QTHA 2013 Electronic Seminar Series
James Cook University School of Public Health, Tropical Medicine and Rehabilitation Sciences presents

What: "Development of polyvalent vaccines for prevention of Group A Streptococcal infections", Dr David McMillan, University of the Sunshine Coast
When & Where: Wednesday 29th May 2013, 4 pm JCU, Cairns Campus, A3.3 Videolinked to JCU Townsville Aust. Tropical Science & Innovation Precinct room 030 (145-030)

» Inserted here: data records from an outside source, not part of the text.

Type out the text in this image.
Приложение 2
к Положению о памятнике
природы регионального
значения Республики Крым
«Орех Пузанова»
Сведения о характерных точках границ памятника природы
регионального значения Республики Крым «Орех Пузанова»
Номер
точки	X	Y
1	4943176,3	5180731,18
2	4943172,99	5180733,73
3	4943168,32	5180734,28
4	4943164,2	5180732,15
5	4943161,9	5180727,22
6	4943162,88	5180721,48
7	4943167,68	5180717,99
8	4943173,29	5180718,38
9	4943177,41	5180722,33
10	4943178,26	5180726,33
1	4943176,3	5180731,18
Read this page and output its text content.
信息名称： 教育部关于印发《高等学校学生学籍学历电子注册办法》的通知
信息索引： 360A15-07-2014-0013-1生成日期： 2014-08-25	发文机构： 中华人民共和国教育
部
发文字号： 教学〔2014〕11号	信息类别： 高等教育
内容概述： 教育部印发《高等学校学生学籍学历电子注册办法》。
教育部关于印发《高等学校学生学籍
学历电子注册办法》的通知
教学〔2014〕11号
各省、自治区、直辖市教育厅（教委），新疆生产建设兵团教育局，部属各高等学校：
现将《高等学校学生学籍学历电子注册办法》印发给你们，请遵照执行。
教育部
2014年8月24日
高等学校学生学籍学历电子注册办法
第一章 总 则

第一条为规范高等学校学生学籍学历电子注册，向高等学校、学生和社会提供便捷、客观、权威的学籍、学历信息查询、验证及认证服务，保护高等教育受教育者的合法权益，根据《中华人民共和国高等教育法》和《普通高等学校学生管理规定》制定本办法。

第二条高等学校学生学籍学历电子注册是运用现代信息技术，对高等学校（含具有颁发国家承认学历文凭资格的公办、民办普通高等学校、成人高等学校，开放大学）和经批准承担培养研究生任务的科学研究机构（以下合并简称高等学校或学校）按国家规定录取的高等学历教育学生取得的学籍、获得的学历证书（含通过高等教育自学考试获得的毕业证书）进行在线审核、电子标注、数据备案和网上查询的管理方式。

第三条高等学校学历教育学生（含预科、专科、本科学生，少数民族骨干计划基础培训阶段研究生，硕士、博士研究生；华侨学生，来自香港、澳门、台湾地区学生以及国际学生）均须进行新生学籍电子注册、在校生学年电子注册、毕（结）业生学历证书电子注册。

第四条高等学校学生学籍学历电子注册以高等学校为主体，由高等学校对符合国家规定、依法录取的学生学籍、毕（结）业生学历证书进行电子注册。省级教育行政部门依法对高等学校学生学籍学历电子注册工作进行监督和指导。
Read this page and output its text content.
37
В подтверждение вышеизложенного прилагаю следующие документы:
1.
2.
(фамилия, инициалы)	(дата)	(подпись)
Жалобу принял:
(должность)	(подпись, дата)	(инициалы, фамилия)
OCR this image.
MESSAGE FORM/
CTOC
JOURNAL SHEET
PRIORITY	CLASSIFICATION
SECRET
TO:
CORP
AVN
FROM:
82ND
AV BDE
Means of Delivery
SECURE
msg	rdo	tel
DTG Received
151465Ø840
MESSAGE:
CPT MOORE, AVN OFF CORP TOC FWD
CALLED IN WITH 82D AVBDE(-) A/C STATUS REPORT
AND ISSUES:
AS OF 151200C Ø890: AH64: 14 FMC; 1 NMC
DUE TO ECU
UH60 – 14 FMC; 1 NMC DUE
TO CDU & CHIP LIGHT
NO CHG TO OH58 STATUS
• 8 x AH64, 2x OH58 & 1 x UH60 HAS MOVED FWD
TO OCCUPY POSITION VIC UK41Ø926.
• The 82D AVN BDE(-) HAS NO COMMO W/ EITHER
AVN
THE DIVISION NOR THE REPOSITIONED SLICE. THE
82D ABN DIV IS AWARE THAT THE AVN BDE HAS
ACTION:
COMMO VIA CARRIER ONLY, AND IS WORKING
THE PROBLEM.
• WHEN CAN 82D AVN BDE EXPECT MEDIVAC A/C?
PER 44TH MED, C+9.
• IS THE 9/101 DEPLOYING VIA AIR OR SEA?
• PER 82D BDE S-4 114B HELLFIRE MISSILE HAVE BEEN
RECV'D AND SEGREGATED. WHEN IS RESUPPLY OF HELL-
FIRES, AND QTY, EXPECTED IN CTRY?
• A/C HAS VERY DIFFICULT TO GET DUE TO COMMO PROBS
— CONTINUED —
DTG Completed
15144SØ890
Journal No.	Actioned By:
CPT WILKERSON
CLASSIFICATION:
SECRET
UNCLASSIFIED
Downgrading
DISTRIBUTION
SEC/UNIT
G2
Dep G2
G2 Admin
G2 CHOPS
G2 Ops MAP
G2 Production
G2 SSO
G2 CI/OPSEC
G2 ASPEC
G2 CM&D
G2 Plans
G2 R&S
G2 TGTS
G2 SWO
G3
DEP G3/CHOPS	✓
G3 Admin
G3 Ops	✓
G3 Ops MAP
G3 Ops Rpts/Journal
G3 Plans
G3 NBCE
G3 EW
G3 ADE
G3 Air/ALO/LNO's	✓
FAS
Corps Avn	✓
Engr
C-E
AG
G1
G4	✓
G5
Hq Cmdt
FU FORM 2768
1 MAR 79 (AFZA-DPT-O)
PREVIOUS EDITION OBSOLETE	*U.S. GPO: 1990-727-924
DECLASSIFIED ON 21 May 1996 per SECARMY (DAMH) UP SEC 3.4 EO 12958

Diseases associated with Streptococcus pyogenes (Group A streptococcus, GAS) account for half a million human deaths each year. These deaths predominantly occur in developing countries, and Indigenous groups within developed nations. The Australian Indigenous population is particularly susceptible to streptococcal disease, with rates of disease far exceeding that of the Caucasian population. The morbidity and mortality associated with GAS infection have spurred research into the development of a safe efficacious GAS vaccine that prevents primary infection. The M-protein, the most abundant protein on the surface of GAS, is also a favoured vaccine candidate. The M-protein consists of a hyper-variable amino-terminus, followed by a number of repeat regions that demonstrate increasing conservation. As the central region of the M-protein includes epitopes that induce immunologically cross-reactive immune responses that contribute to RHD a full length M-protein is not a viable optional as a vaccine candidate. Most M-protein based strategies have focussed on shorter immunogenic regions of the M-protein. Our approach to GAS vaccine development has been to identify and link variant sequences of the M-protein as single fusion proteins. This seminar will describe our progress in the development of vaccines against GAS, a pathogen which is one of the top ten infectious killers of humans.